The steady downward slope shows shorter beat durations over the course of the song (meaning a faster song). That’s something you just can’t do with a click track. Update – as a number of commenters have pointed out, yes you can do this with a click track.
This kind of undermines what’s getting said doesn’t it
This is really interesting. I wonder if there was a change when artists stopped recording to tape so much, too. I do a lot of recording with an analogue drum machine recorded to 4-track tape, to essentially get as organic an electronic drum beat as possible. Would love to run my tracks through his code to see if it’s closer to human than click.
obviously there’s a reliance on click/tight/perfect everything nowadays which makes everything kinda robotic and shitty and strips all the personality out of some types of music, but that goes for everything innit
I always thought a lot of big rock albums now just sampled the drums and essentially programmed the rhythms as tightly as possible (like a drum machine, ala what MBV did to compensate for Colm knackering his arm). Not necessarily slagging that off as a practice (it definitely has its place), but it seems a bit point-missing to do that with rock bands who are ostensibly probably aspiring towards a more “live” sort of sound
I’m fine with click tracks. If you don’t have a lot of money to spend, getting a decent drum sound is always going to take up most of that.
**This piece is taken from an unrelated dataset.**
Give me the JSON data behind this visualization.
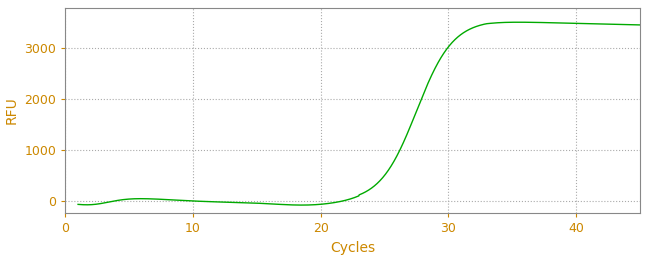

It’s so much more efficient to be able to drop in and out of takes, or just c+p a good bar over a bad one to fix something, rather than re-record the whole thing when the rest of the take was good.
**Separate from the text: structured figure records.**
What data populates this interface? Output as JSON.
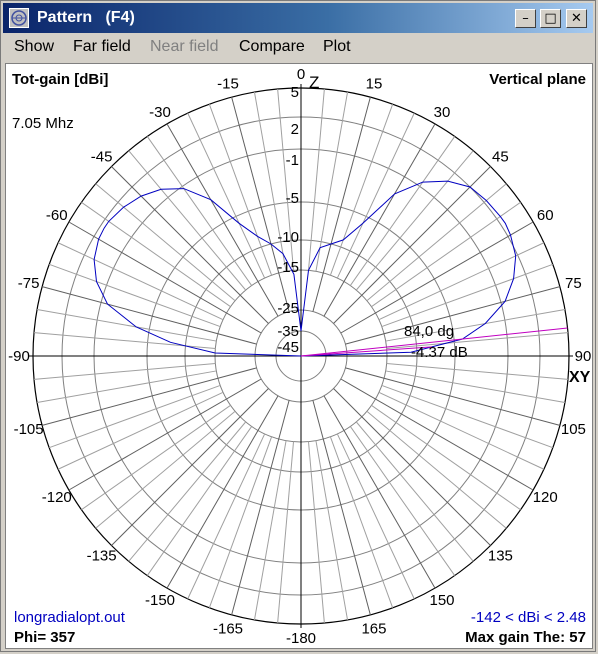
{
  "window": {
    "title": "Pattern   (F4)",
    "minimize": "–",
    "maximize": "□",
    "close": "✕"
  },
  "menu": {
    "show": "Show",
    "far_field": "Far field",
    "near_field": "Near field",
    "compare": "Compare",
    "plot": "Plot"
  },
  "plot_labels": {
    "scale_type": "Tot-gain [dBi]",
    "plane": "Vertical plane",
    "frequency": "7.05 Mhz",
    "zenith": "Z",
    "horizon": "XY",
    "filename": "longradialopt.out",
    "range": "-142 < dBi < 2.48",
    "phi": "Phi= 357",
    "max_gain": "Max gain The: 57",
    "cursor_angle": "84,0 dg",
    "cursor_gain": "-4.37 dB"
  },
  "ring_labels": [
    "5",
    "2",
    "-1",
    "-5",
    "-10",
    "-15",
    "-25",
    "-35",
    "-45"
  ],
  "angle_labels_right": [
    "0",
    "15",
    "30",
    "45",
    "60",
    "75",
    "90",
    "105",
    "120",
    "135",
    "150",
    "165",
    "-180"
  ],
  "angle_labels_left": [
    "-15",
    "-30",
    "-45",
    "-60",
    "-75",
    "-90",
    "-105",
    "-120",
    "-135",
    "-150",
    "-165"
  ],
  "colors": {
    "pattern": "#0000c0",
    "cursor": "#c000c0",
    "grid": "#808080",
    "title_blue": "#0a246a"
  },
  "chart_data": {
    "type": "polar",
    "unit": "dBi",
    "series": [
      {
        "theta_deg": [
          0,
          5,
          10,
          15,
          20,
          25,
          30,
          35,
          40,
          45,
          50,
          55,
          57,
          60,
          65,
          70,
          75,
          80,
          84,
          88,
          90
        ],
        "right_gain_dbi": [
          -35,
          -15,
          -11,
          -10,
          -9,
          -6,
          -2.5,
          -0.5,
          1,
          2,
          2.3,
          2.45,
          2.48,
          2.3,
          1.8,
          0.8,
          -0.6,
          -2.5,
          -4.37,
          -11,
          -45
        ],
        "left_gain_dbi": [
          -35,
          -16,
          -12,
          -10,
          -8.5,
          -6,
          -3,
          -1.2,
          0,
          0.8,
          1.3,
          1.6,
          1.6,
          1.5,
          1.0,
          0,
          -1.5,
          -4,
          -8,
          -15,
          -45
        ]
      }
    ],
    "cursor_theta_deg": 84,
    "cursor_gain_dbi": -4.37
  }
}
I’d also argue against the idea that it’s less ‘natural’ to use a click. If you’re in a studio doing a drum take it’s (in my experience) pretty stressful and trying to do a whole song flawlessly isn’t going to feel very natural at all. Best to be able to relax with takes knowing that you can fix the odd fluff here and there.
also think with a lot of those big 80s ballads they would re-record the snare by itself or re-amp snares so they could get that big badooooooooooooooooooooooooooooooooooooooooooooooof sound.